The trial Judge determined that under his interpretation of Gubernat v. Deremer, 140 N.J. 120, 657 A.2d 856 (1995), the custodial parent had the right to change all the names. In Gubernat, the Supreme Court established a presumption in favor of the surname chosen by the custodial parent. It did not, however, speak of the given names, nor did it consider the change in names after the parties had expressed an agreement, and, as in this case, confirmed the agreement in the names given at the child's baptism. The Supreme Court did, however, enumerate a number of factors, regarding the best interests of the child which the court must consider:
Those factors include the length of time that the child has used one surname, the identification of the child as a member or part of a family unit, the potential anxiety, embarrassment, or discomfort the child might experience if the child bears a surname different from the custodial parent, and any preferences the child might express, assuming the child possesses sufficient maturity to express a relevant preference.
[ Id. at 141-42 (citing M.D. v. A.S.L., 275 N.J. Super.
530, 535 (Ch. Div. 1994)).]
The trial Judge did not consider all of these factors, and especially the identification of the child as a member of both family units.
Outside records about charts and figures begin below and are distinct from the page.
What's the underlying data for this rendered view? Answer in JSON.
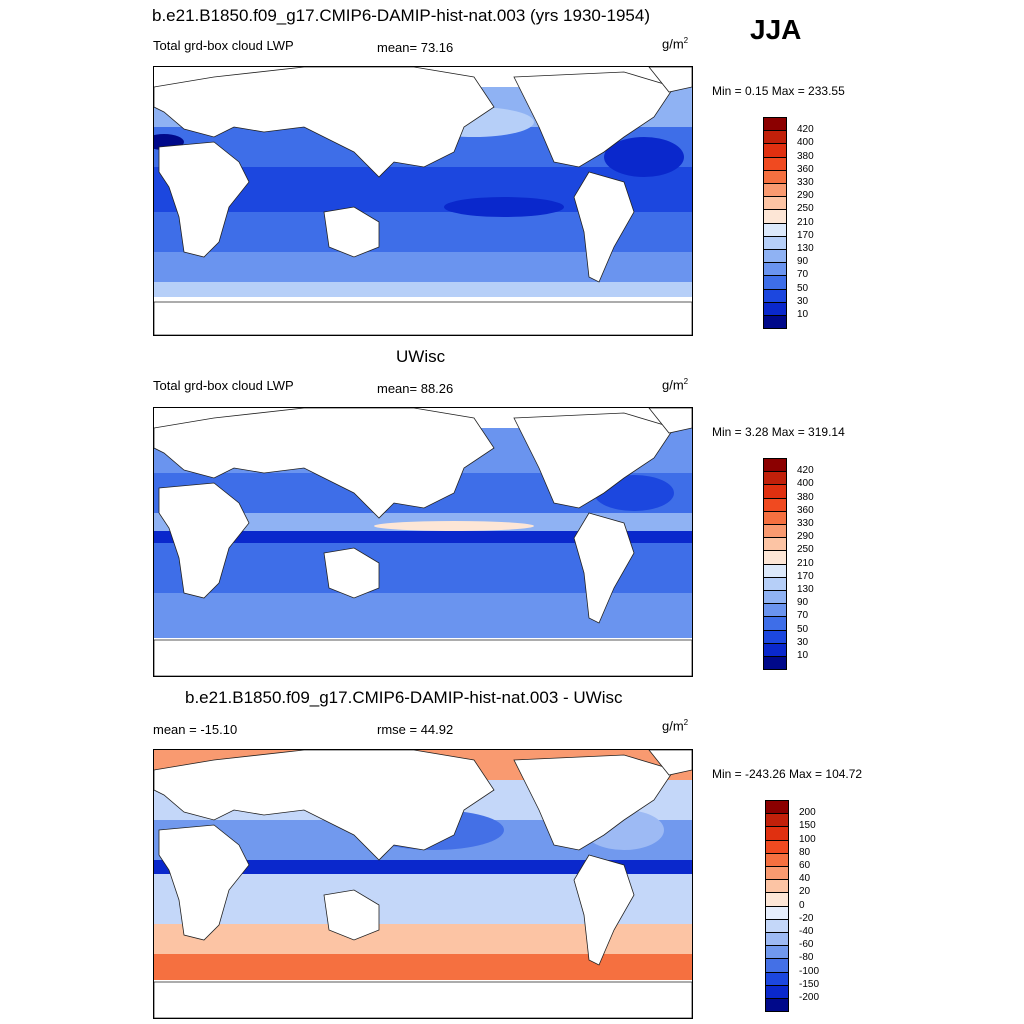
{
  "season": "JJA",
  "panels": [
    {
      "title": "b.e21.B1850.f09_g17.CMIP6-DAMIP-hist-nat.003 (yrs 1930-1954)",
      "left_label": "Total grd-box cloud LWP",
      "center_label": "mean=  73.16",
      "units": "g/m",
      "units_sup": "2",
      "minmax": "Min =   0.15 Max = 233.55",
      "colorbar": {
        "labels": [
          "420",
          "400",
          "380",
          "360",
          "330",
          "290",
          "250",
          "210",
          "170",
          "130",
          "90",
          "70",
          "50",
          "30",
          "10"
        ],
        "colors": [
          "#8b0000",
          "#c1200a",
          "#e03010",
          "#f04a20",
          "#f57040",
          "#f99a70",
          "#fcc4a4",
          "#fde6d6",
          "#dce9fb",
          "#b6cff8",
          "#8fb2f3",
          "#6a94ef",
          "#3e6ee8",
          "#1c47df",
          "#0a28cc",
          "#00098a"
        ]
      }
    },
    {
      "title": "UWisc",
      "left_label": "Total grd-box cloud LWP",
      "center_label": "mean=  88.26",
      "units": "g/m",
      "units_sup": "2",
      "minmax": "Min =   3.28 Max = 319.14",
      "colorbar": {
        "labels": [
          "420",
          "400",
          "380",
          "360",
          "330",
          "290",
          "250",
          "210",
          "170",
          "130",
          "90",
          "70",
          "50",
          "30",
          "10"
        ],
        "colors": [
          "#8b0000",
          "#c1200a",
          "#e03010",
          "#f04a20",
          "#f57040",
          "#f99a70",
          "#fcc4a4",
          "#fde6d6",
          "#dce9fb",
          "#b6cff8",
          "#8fb2f3",
          "#6a94ef",
          "#3e6ee8",
          "#1c47df",
          "#0a28cc",
          "#00098a"
        ]
      }
    },
    {
      "title": "b.e21.B1850.f09_g17.CMIP6-DAMIP-hist-nat.003 - UWisc",
      "left_label": "mean = -15.10",
      "center_label": "rmse =  44.92",
      "units": "g/m",
      "units_sup": "2",
      "minmax": "Min = -243.26 Max = 104.72",
      "colorbar": {
        "labels": [
          "200",
          "150",
          "100",
          "80",
          "60",
          "40",
          "20",
          "0",
          "-20",
          "-40",
          "-60",
          "-80",
          "-100",
          "-150",
          "-200"
        ],
        "colors": [
          "#8b0000",
          "#c1200a",
          "#e03010",
          "#f04a20",
          "#f57040",
          "#f99a70",
          "#fcc4a4",
          "#fde6d6",
          "#e6eefc",
          "#c4d7f9",
          "#9dbaf4",
          "#7199ee",
          "#4470e6",
          "#1c47df",
          "#0a28cc",
          "#00098a"
        ]
      }
    }
  ]
}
The trial Judge granted the plaintiff's application based on the strong presumption that the parent with physical custody is acting in the child's best interests when it selects a name for the child. The same presumption that the name the custodial parent selects is the one that is in the child's best interests applies whether it is the first name or surname name. The court found no evidence presented by the father to rebut this presumption.
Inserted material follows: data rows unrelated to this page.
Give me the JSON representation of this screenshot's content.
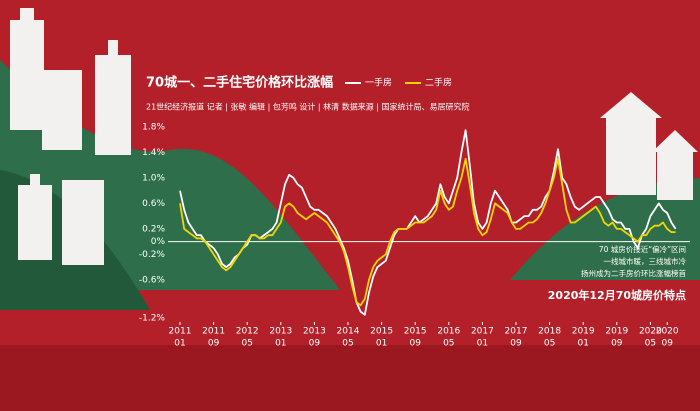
{
  "chart_data": {
    "type": "line",
    "title": "70城一、二手住宅价格环比涨幅",
    "subtitle": "21世纪经济报道  记者 | 张敏  编辑 | 包芳鸣  设计 | 林清  数据来源 | 国家统计局、易居研究院",
    "annotations": [
      "70 城房价接近“偏冷”区间",
      "一线城市暖，三线城市冷",
      "扬州成为二手房价环比涨幅榜首"
    ],
    "caption": "2020年12月70城房价特点",
    "x": [
      "2011-01",
      "2011-02",
      "2011-03",
      "2011-04",
      "2011-05",
      "2011-06",
      "2011-07",
      "2011-08",
      "2011-09",
      "2011-10",
      "2011-11",
      "2011-12",
      "2012-01",
      "2012-02",
      "2012-03",
      "2012-04",
      "2012-05",
      "2012-06",
      "2012-07",
      "2012-08",
      "2012-09",
      "2012-10",
      "2012-11",
      "2012-12",
      "2013-01",
      "2013-02",
      "2013-03",
      "2013-04",
      "2013-05",
      "2013-06",
      "2013-07",
      "2013-08",
      "2013-09",
      "2013-10",
      "2013-11",
      "2013-12",
      "2014-01",
      "2014-02",
      "2014-03",
      "2014-04",
      "2014-05",
      "2014-06",
      "2014-07",
      "2014-08",
      "2014-09",
      "2014-10",
      "2014-11",
      "2014-12",
      "2015-01",
      "2015-02",
      "2015-03",
      "2015-04",
      "2015-05",
      "2015-06",
      "2015-07",
      "2015-08",
      "2015-09",
      "2015-10",
      "2015-11",
      "2015-12",
      "2016-01",
      "2016-02",
      "2016-03",
      "2016-04",
      "2016-05",
      "2016-06",
      "2016-07",
      "2016-08",
      "2016-09",
      "2016-10",
      "2016-11",
      "2016-12",
      "2017-01",
      "2017-02",
      "2017-03",
      "2017-04",
      "2017-05",
      "2017-06",
      "2017-07",
      "2017-08",
      "2017-09",
      "2017-10",
      "2017-11",
      "2017-12",
      "2018-01",
      "2018-02",
      "2018-03",
      "2018-04",
      "2018-05",
      "2018-06",
      "2018-07",
      "2018-08",
      "2018-09",
      "2018-10",
      "2018-11",
      "2018-12",
      "2019-01",
      "2019-02",
      "2019-03",
      "2019-04",
      "2019-05",
      "2019-06",
      "2019-07",
      "2019-08",
      "2019-09",
      "2019-10",
      "2019-11",
      "2019-12",
      "2020-01",
      "2020-02",
      "2020-03",
      "2020-04",
      "2020-05",
      "2020-06",
      "2020-07",
      "2020-08",
      "2020-09",
      "2020-10",
      "2020-11"
    ],
    "series": [
      {
        "name": "一手房",
        "color": "#ffffff",
        "values": [
          0.8,
          0.5,
          0.3,
          0.2,
          0.1,
          0.1,
          0.0,
          -0.05,
          -0.1,
          -0.2,
          -0.35,
          -0.4,
          -0.35,
          -0.25,
          -0.2,
          -0.1,
          -0.05,
          0.1,
          0.1,
          0.05,
          0.1,
          0.15,
          0.2,
          0.3,
          0.6,
          0.9,
          1.05,
          1.0,
          0.9,
          0.85,
          0.7,
          0.55,
          0.5,
          0.5,
          0.45,
          0.4,
          0.3,
          0.2,
          0.05,
          -0.1,
          -0.3,
          -0.6,
          -0.95,
          -1.1,
          -1.15,
          -0.8,
          -0.55,
          -0.4,
          -0.35,
          -0.3,
          -0.1,
          0.1,
          0.2,
          0.2,
          0.2,
          0.3,
          0.4,
          0.3,
          0.35,
          0.4,
          0.5,
          0.6,
          0.9,
          0.7,
          0.6,
          0.8,
          1.0,
          1.4,
          1.75,
          1.2,
          0.6,
          0.3,
          0.2,
          0.3,
          0.6,
          0.8,
          0.7,
          0.6,
          0.5,
          0.3,
          0.3,
          0.35,
          0.4,
          0.4,
          0.5,
          0.5,
          0.55,
          0.7,
          0.8,
          1.1,
          1.45,
          1.0,
          0.9,
          0.7,
          0.55,
          0.5,
          0.55,
          0.6,
          0.65,
          0.7,
          0.7,
          0.6,
          0.5,
          0.35,
          0.3,
          0.3,
          0.2,
          0.2,
          0.0,
          -0.1,
          0.1,
          0.2,
          0.4,
          0.5,
          0.6,
          0.5,
          0.45,
          0.3,
          0.2
        ]
      },
      {
        "name": "二手房",
        "color": "#f2d500",
        "values": [
          0.6,
          0.2,
          0.15,
          0.1,
          0.05,
          0.05,
          0.0,
          -0.1,
          -0.2,
          -0.3,
          -0.4,
          -0.45,
          -0.4,
          -0.3,
          -0.2,
          -0.1,
          0.0,
          0.1,
          0.1,
          0.05,
          0.05,
          0.1,
          0.1,
          0.2,
          0.3,
          0.55,
          0.6,
          0.55,
          0.45,
          0.4,
          0.35,
          0.4,
          0.45,
          0.4,
          0.35,
          0.3,
          0.2,
          0.1,
          0.0,
          -0.15,
          -0.4,
          -0.7,
          -0.95,
          -1.0,
          -0.9,
          -0.6,
          -0.4,
          -0.3,
          -0.25,
          -0.2,
          0.0,
          0.15,
          0.2,
          0.2,
          0.2,
          0.25,
          0.3,
          0.3,
          0.3,
          0.35,
          0.4,
          0.5,
          0.8,
          0.6,
          0.5,
          0.55,
          0.8,
          1.0,
          1.3,
          0.9,
          0.45,
          0.2,
          0.1,
          0.15,
          0.35,
          0.6,
          0.55,
          0.5,
          0.45,
          0.3,
          0.2,
          0.2,
          0.25,
          0.3,
          0.3,
          0.35,
          0.45,
          0.6,
          0.8,
          1.0,
          1.3,
          0.9,
          0.5,
          0.3,
          0.3,
          0.35,
          0.4,
          0.45,
          0.5,
          0.55,
          0.45,
          0.3,
          0.25,
          0.3,
          0.2,
          0.2,
          0.15,
          0.1,
          0.05,
          0.0,
          0.1,
          0.1,
          0.2,
          0.25,
          0.25,
          0.3,
          0.2,
          0.15,
          0.15
        ]
      }
    ],
    "ylim": [
      -1.2,
      1.8
    ],
    "yticks": [
      {
        "value": 1.8,
        "label": "1.8%"
      },
      {
        "value": 1.4,
        "label": "1.4%"
      },
      {
        "value": 1.0,
        "label": "1.0%"
      },
      {
        "value": 0.6,
        "label": "0.6%"
      },
      {
        "value": 0.2,
        "label": "0.2%"
      },
      {
        "value": 0,
        "label": "0%"
      },
      {
        "value": -0.2,
        "label": "-0.2%"
      },
      {
        "value": -0.6,
        "label": "-0.6%"
      },
      {
        "value": -1.2,
        "label": "-1.2%"
      }
    ],
    "xticks": [
      {
        "value": "2011-01",
        "label": "2011",
        "sublabel": "01"
      },
      {
        "value": "2011-09",
        "label": "2011",
        "sublabel": "09"
      },
      {
        "value": "2012-05",
        "label": "2012",
        "sublabel": "05"
      },
      {
        "value": "2013-01",
        "label": "2013",
        "sublabel": "01"
      },
      {
        "value": "2013-09",
        "label": "2013",
        "sublabel": "09"
      },
      {
        "value": "2014-05",
        "label": "2014",
        "sublabel": "05"
      },
      {
        "value": "2015-01",
        "label": "2015",
        "sublabel": "01"
      },
      {
        "value": "2015-09",
        "label": "2015",
        "sublabel": "09"
      },
      {
        "value": "2016-05",
        "label": "2016",
        "sublabel": "05"
      },
      {
        "value": "2017-01",
        "label": "2017",
        "sublabel": "01"
      },
      {
        "value": "2017-09",
        "label": "2017",
        "sublabel": "09"
      },
      {
        "value": "2018-05",
        "label": "2018",
        "sublabel": "05"
      },
      {
        "value": "2019-01",
        "label": "2019",
        "sublabel": "01"
      },
      {
        "value": "2019-09",
        "label": "2019",
        "sublabel": "09"
      },
      {
        "value": "2020-05",
        "label": "2020",
        "sublabel": "05"
      },
      {
        "value": "2020-09",
        "label": "2020",
        "sublabel": "09"
      }
    ],
    "grid": false
  }
}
The Judge exercised discretion with respect to the middle name and continued the use of Francis. However, we see no reason why the child's middle name should not include the father's surname (or a name related to his family) if that is his desire, provided he had maintained a proper parental relationship. As the court stated in M.D. v. A.S.L., 275 N.J. Super. 530, 536, 646 A.2d 543 (Ch. Div. 1994), "anything that can reinforce the bonds between the child and her individual parents is to be encouraged, provided that the focus is through the eyes and needs of the child."
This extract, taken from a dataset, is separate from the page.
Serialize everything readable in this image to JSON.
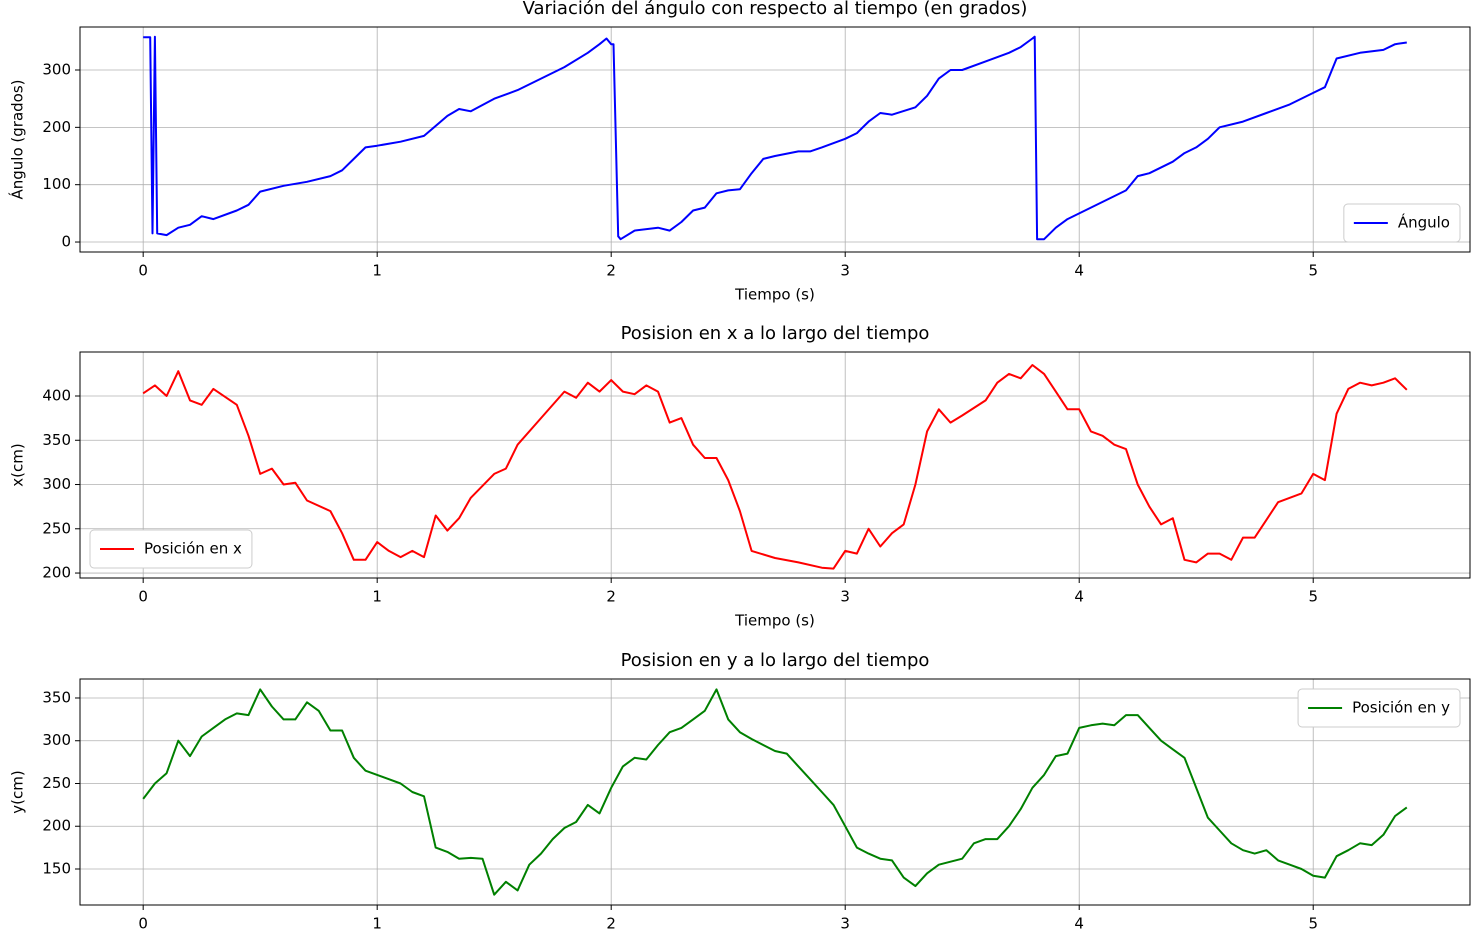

The change of the child's last name is justified for the reasons given by plaintiff. The change of the child's first name was justified since it is plaintiff, rather than defendant, who has the principal custody of the child. However, to preserve some of the father's heritage, the child should be able to keep as a middle name the first name originally agreed upon by the parties. This is a fair solution. There would then be a basis for defendant's family to continue to call the child Stefan, which would now be the boy's middle name, and yet plaintiff would retian here desire for the first and last names. The trial Judge went too far in completely erasing all identification with the boy's father or family. The deletion of the two grandfathers' names as the boy's middle names would fall equally on both families.
We exercise our original jurisdiction, R. 2:10-5, and modify the order to change the child's name to Christian Stefan Staradumsky and remand to the trial court for an order accordingly.